Yisrael Hayom discusses US President Barack Obama's anticipated speech on US Middle East policy and reminds its readers that, "The Arab Middle East of May 2011 is very different from that which greeted the 44th President when he moved into the White House."  The author says that, "Against the background of the revolutionary wave hitting the area, what is necessary is a clear American message that will inspire the forces and elements that are hoping for reforms and democratization, but without accelerating dangerous anarchy and chaos in those friendly countries which are strategically important to the US (especially in the Persian Gulf area)."

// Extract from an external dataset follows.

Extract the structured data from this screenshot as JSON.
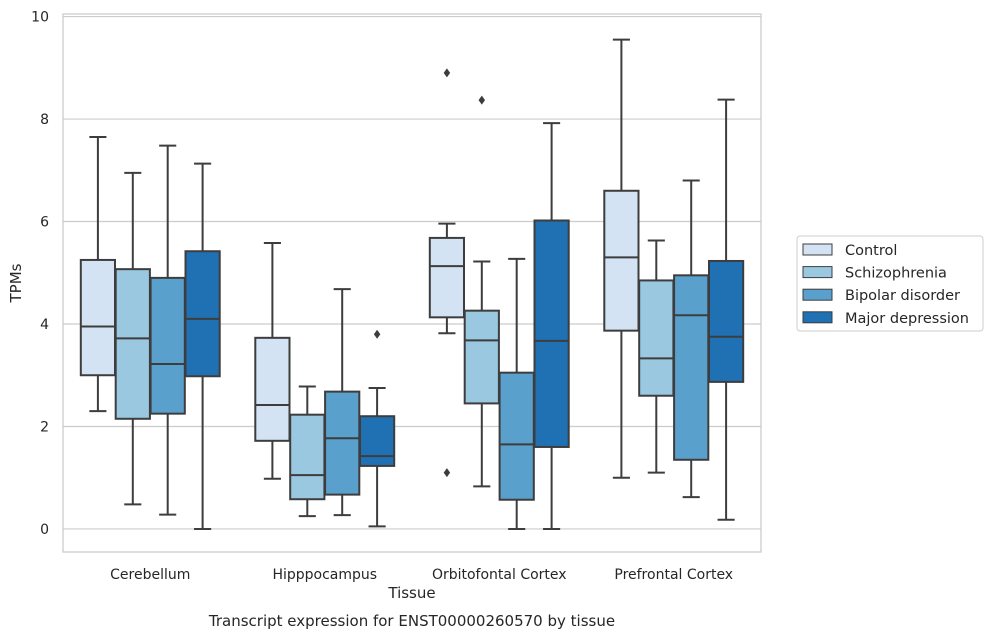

Ma'ariv notes that the Environmental Protection Ministry is not providing any of the NIS 8.75 million in Government funds to promote the Dead Sea's candidacy as one of the New 7 Wonders of Nature and contends that the promotional campaign, "is taking criticism from environmental organizations mainly because it runs parallel to the failure in the effort to save the Dead Sea."  The author asserts that, "While the state intends to present the Dead Sea as a global natural treasure, it has done everything to cause its deterioration."  The paper calls for the rehabilitation of the Jordan River and points out that sewage spills into the river less than a kilometer downstream from the Yardenit baptismal center that draws very many Christian tourists.

Yediot Ahronot refers to the upcoming "Nakba Day" and cautions that while Israel and the Palestinian Authority certainly have their reasons for wanting to maintain restraint, "The West Bank is liable to deteriorate into uncontrolled violence due to outside influences."  The author points out that in the PA, "local committees, which flout the central leadership, are calling on people to march on checkpoints and settlements and confront IDF forces," but notes that the IDF has reinforced units in the field and will show maximum restraint in an effort to avoid casualties.